Неуверенно теребя черную ткань верхней юбки, край которой был подоткнут под корсет, и слегка поджав губы, знахарка немного помолчала. Она сомневалась: посылать к Ильзе мужчину, хоть и ведьмака, после того, что с ней случилось, все же не стоило — идти надо было самой.
— Нет-нет, завтра сама схожу. А пока займусь маслами, которые ты просил приготовить — как раз все свежее есть для этого.
Ловко обойдя желтоглазого мужчину, она выпорхнула за дверь сарая и тут же скрылась в доме. Через минуту в дверь заглянул ведьмак и поставил у порога забытую корзину.
— Масло от трупоедов: две части купороса и одна — эфира, — Абигайл проговаривая вслух рецепт, надеялась, что собственный голос отвлечет ее от дурных мыслей, а работа затянет, — а это значит, нужно десяток цветов чемерицы и вдвое больше игольчатого мирта на одну часть жира.
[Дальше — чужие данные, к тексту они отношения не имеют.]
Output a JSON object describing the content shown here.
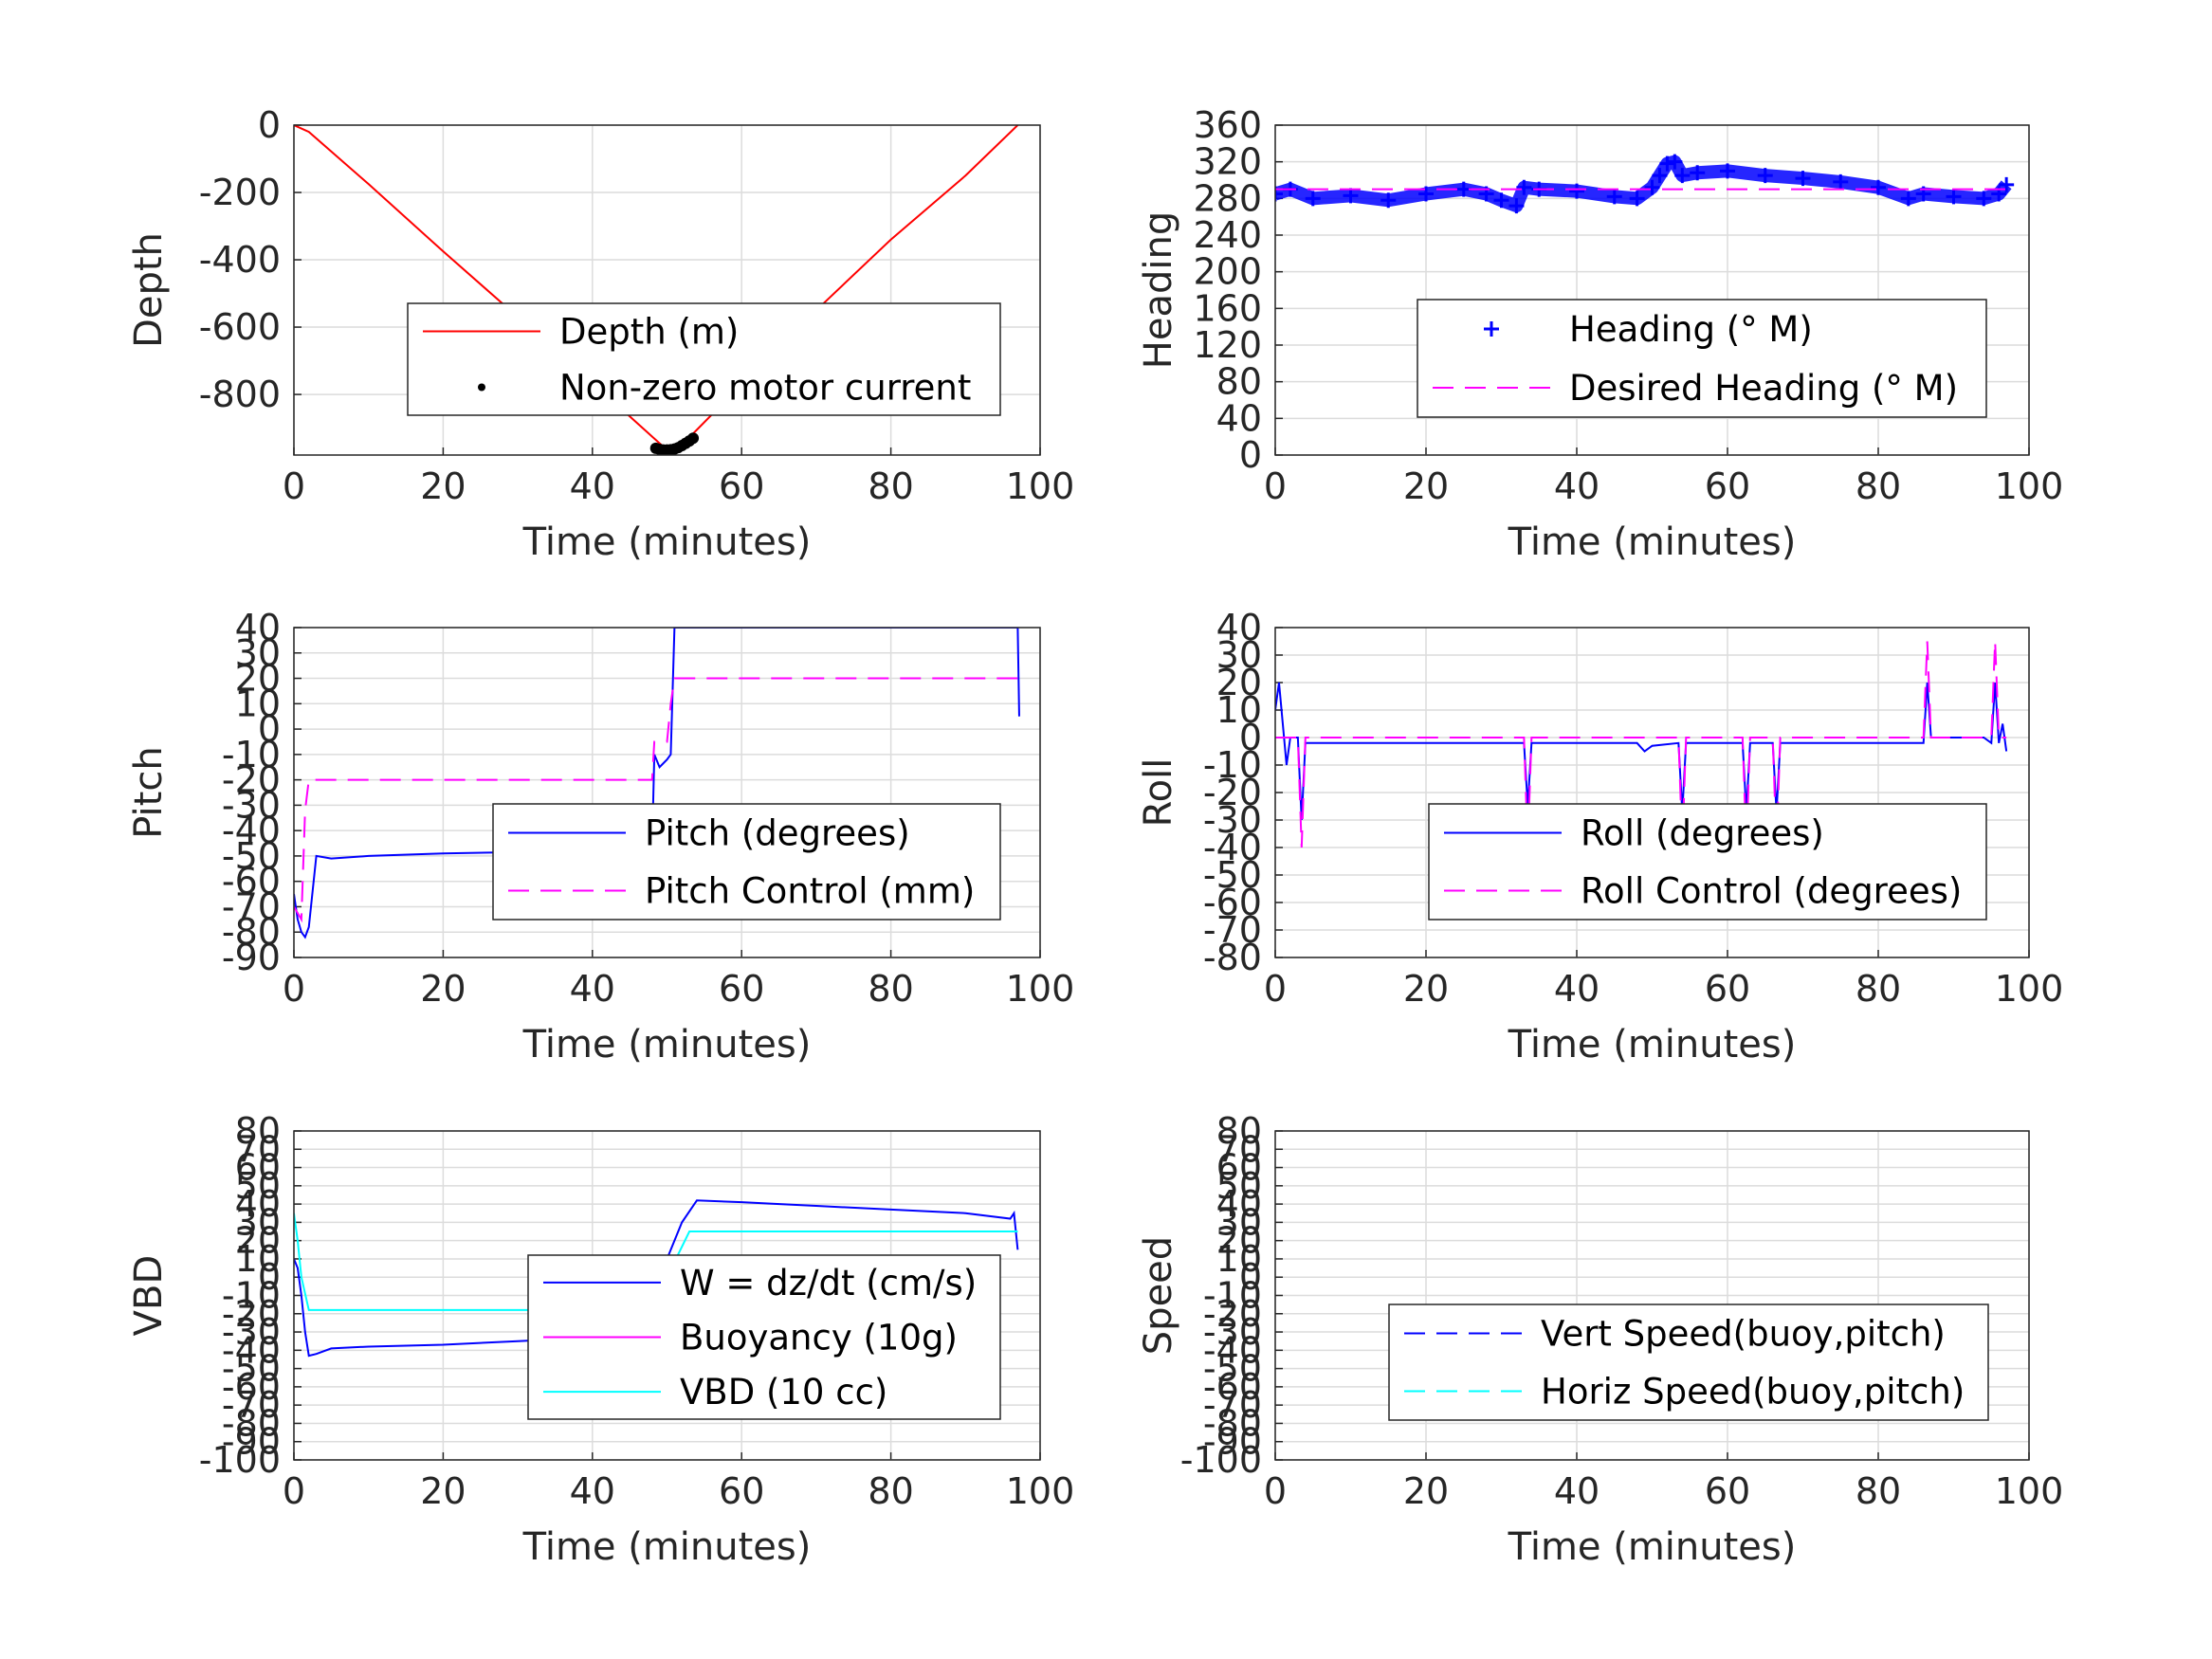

Как-то все не ладилось у Абигайл в этот день: цветы рассыпались, жир пролила, припомнила, что козу не подоила, однако, во время дойки тревога в душе немного утихомирилась. Растирая в плошке лепестки, она заодно следила, чтобы жирок не перегрелся, и понемногу увлеклась занятием. Знахарка неторопливо перемешивала смесь, постепенно добавляя в теплый жир растертые в кашицу цветы, и не давая массе перегреться. Под конец она накрыла горшочек крышкой и укутала тканью. Смесь должна была остывать медленно, и уже к утру масло от падальщиков должно настояться. Затем, быстро прибравшись на столе и в доме, девушка поняла, что больше и заняться нечем. Работу, разумеется, в доме можно найти всегда, но на улице уже стемнело, и палить свечи напрасно никакой нужды не было.
Кусок в горло не лез, да и голода не ощущалось, так что, взглянув с неприязнью в угол с куклой, олицетворявшую ненавистного ей жирного борова и отменную пьянь по имени Одо, ведунья, раздевшись до нижней рубахи, забралась под одеяло. Абигайл уповала на то, что сон подарит облегчение, снимет странную тревогу, а завтра она все же проведает Ильзу в Предместье и убедится, что волнение было напрасным. Да и для ее бабушки необходимо было отнести мази, за которыми внучка так и не пришла.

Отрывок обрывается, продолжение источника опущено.